Il Terzo Reich è l’immagine di una comunicazione inculcata e obbligatoria, la cui violenza è pari alla pretesa di uguaglianza. Qui, il linguaggio-macchina esaurisce interi ambiti di realtà, là dove i nomi appaiono uguali nella loro serialità meccanica, come fossero i blocchi edilizi di una conoscenza che non lascia scampo.

Ogni pausa è abolita, occupata.

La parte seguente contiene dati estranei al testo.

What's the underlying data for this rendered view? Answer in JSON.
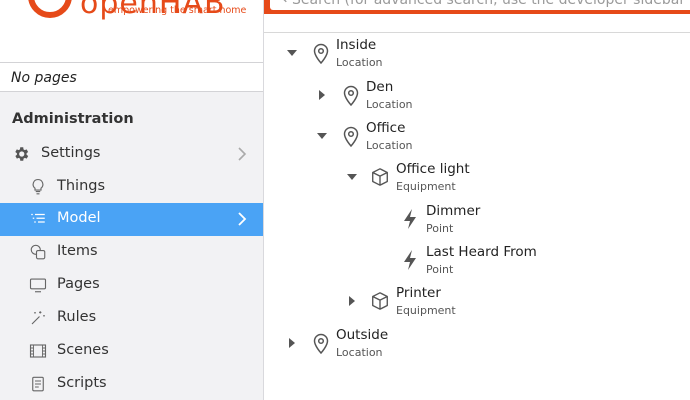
{
  "brand": {
    "name": "openHAB",
    "tagline": "empowering the smart home",
    "color": "#e64a19"
  },
  "sidebar": {
    "pages_empty": "No pages",
    "section_title": "Administration",
    "items": [
      {
        "label": "Settings",
        "icon": "gear-icon",
        "active": false,
        "has_chevron": true
      },
      {
        "label": "Things",
        "icon": "lightbulb-icon",
        "active": false
      },
      {
        "label": "Model",
        "icon": "list-icon",
        "active": true,
        "has_chevron": true
      },
      {
        "label": "Items",
        "icon": "items-icon",
        "active": false
      },
      {
        "label": "Pages",
        "icon": "display-icon",
        "active": false
      },
      {
        "label": "Rules",
        "icon": "wand-icon",
        "active": false
      },
      {
        "label": "Scenes",
        "icon": "film-icon",
        "active": false
      },
      {
        "label": "Scripts",
        "icon": "script-icon",
        "active": false
      }
    ],
    "active_color": "#4aa3f5"
  },
  "search": {
    "placeholder": "Search (for advanced search, use the developer sidebar (S"
  },
  "tree": [
    {
      "title": "Inside",
      "type": "Location",
      "icon": "location-pin-icon",
      "state": "expanded"
    },
    {
      "title": "Den",
      "type": "Location",
      "icon": "location-pin-icon",
      "state": "collapsed"
    },
    {
      "title": "Office",
      "type": "Location",
      "icon": "location-pin-icon",
      "state": "expanded"
    },
    {
      "title": "Office light",
      "type": "Equipment",
      "icon": "cube-icon",
      "state": "expanded"
    },
    {
      "title": "Dimmer",
      "type": "Point",
      "icon": "bolt-icon",
      "state": "leaf"
    },
    {
      "title": "Last Heard From",
      "type": "Point",
      "icon": "bolt-icon",
      "state": "leaf"
    },
    {
      "title": "Printer",
      "type": "Equipment",
      "icon": "cube-icon",
      "state": "collapsed"
    },
    {
      "title": "Outside",
      "type": "Location",
      "icon": "location-pin-icon",
      "state": "collapsed"
    }
  ]
}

La pausa, cioè l’assenza delle parole, diventa il campo di battaglia per l’aggressione militare delle parole, e i nomi del vocabolario così proiettati, sono le bandiere piantate in una terra di conquista.

 

Precede la proiezione un’azione simbolica in cui una performer darà vita a un cerimoniale di “accensione” del linguaggio.  Il suono che accompagna l’installazione, composto da Scott Gibbons, sarà apodittico.

 

 

L’installazione presenta audio a volumi elevati e immagini ad alta frequenza che sono sconsigliate a chi è affetto da epilessia, cardiopatia e a persone fotosensibili.